A different kind of change is the vastly expanded demographics of the show -- it's a much bigger, more diverse and more interesting set of faces than you used to see back in the day. The tech art round tables (thanks as always to +Jeff Hanna  for that pillar of the community) had a great mix of people and good questions from all over. Even the dinner at Bucca's had lost a bit of it's pallor, at least until the end when the bottle of chianti and 6 pound calamari plate had circled the table one too many times.
Here's a few things that stuck out to me at the show:

  • the TA Bootcamp was bigger and more badass than ever. We're not afraid to tackle the controversial subjects, from a rigging system in Max to processing budget reports! By all means check out the bootcamp sessions on the GDC vault(link) when they go up in a month or so.
  • the animation bootcamp has also grown into a big treasure trove of great information. If your job involves supporting animation, you should check it out and make sure you know what the animators care about when they aren't whining about where you put the sliders or the shape of your nurbs handles.
  • PBR Rendering has definitely become ubiquitious -- now that Unity, UE, Crytek and Stingray are all offering PBR it's going to be the AAA standard in a year or two if it's not already. I suspect that mobile will stay with conventional forward-rendered shaders for a while yet -- Marmoset's Skyshop(link) is beautiful and all but it labors to render a single model at speed on my iPad -- but I would not be suprised to see cheap-ass versions of the PBR workflow being ported back to mobile either. Start getting ready to pronounce 'metallicity' a lot, and while you're at it check out the talks from Certain Affinity at the TA bootcamp on their PBR pipeline, as well as last year's Order 1886 rendering talk.
  • Almost as can't-swing-a-dead-cat common as PBR was Substance from Allegorithmic. Lots of sightings in talks and in various booths around the show floor. One thing I picked up from their sponsored talk: the batch tools in Substance are python-scriptable, and include notification callbacks for things like texture changes: this could be a very useful trick for the perennially unkempt fringes of the pipeline. I expect I'll have a blog post on this one in the near future once I learn what's going on (or, more characteristically, before I learn what's going on).
  • I think a lot of TA's will find some value in this book from David Lightbown:
     His talk was great, with insights into many of the things we often get backwards in tool development.
  • VR, VR, VR.  Yadda yadda.

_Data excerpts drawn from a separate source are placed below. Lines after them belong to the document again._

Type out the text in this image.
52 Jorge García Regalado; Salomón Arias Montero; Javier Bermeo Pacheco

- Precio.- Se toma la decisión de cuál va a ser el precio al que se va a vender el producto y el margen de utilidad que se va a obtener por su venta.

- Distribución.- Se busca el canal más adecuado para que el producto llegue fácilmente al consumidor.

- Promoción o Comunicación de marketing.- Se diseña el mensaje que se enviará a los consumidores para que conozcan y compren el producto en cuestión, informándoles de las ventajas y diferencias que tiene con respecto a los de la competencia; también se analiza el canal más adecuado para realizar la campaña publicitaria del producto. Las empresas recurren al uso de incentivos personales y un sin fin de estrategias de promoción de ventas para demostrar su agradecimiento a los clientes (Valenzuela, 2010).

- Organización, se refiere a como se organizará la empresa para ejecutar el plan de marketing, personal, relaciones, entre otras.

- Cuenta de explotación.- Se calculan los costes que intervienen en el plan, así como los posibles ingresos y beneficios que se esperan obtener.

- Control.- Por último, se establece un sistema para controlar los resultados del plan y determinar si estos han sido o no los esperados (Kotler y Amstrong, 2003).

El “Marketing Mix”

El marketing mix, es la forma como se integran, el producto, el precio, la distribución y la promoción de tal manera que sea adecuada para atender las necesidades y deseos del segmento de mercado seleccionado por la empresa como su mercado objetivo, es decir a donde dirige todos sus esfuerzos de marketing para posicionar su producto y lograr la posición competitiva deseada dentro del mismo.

I'm not jaded, just a little motion sick.  Although that will all be better once I get a virtual nose.  Bootcamp FTW!
About the only disappointing thing about the show was the lack of really stunning tech talks (fair disclaimer: between meetings and checking out talks I helped out with, I didn't see as many talks as I'd have liked to). The only graphics talk I found really compelling was from Q-Games on their bizarro Stalinist platformer The Tomorrow Children.


The renderer does some really interesting non-standard tricks. It's got a real-time 3-bounce GI system, using a hardware voxel representation of the world -- I think even the Enlighten middleware (used in Battlefield, for example) only does a single bounce. They also use what seems like a volumetric method for doing sub-surface scattering that does an amazing job for things like icebergs and waxy surfaces: unlike all the conventional screen space tricks it renders the effects of light sources (including indirect sources) behind a surface. The techniques looked hellaciously complicated, but the results were pretty impressive and visually unique.

I'm sure I'll come up with some more stuff as I sort through my notes, but there's a quick set of expressions from a great show. Hope to see you all there next year!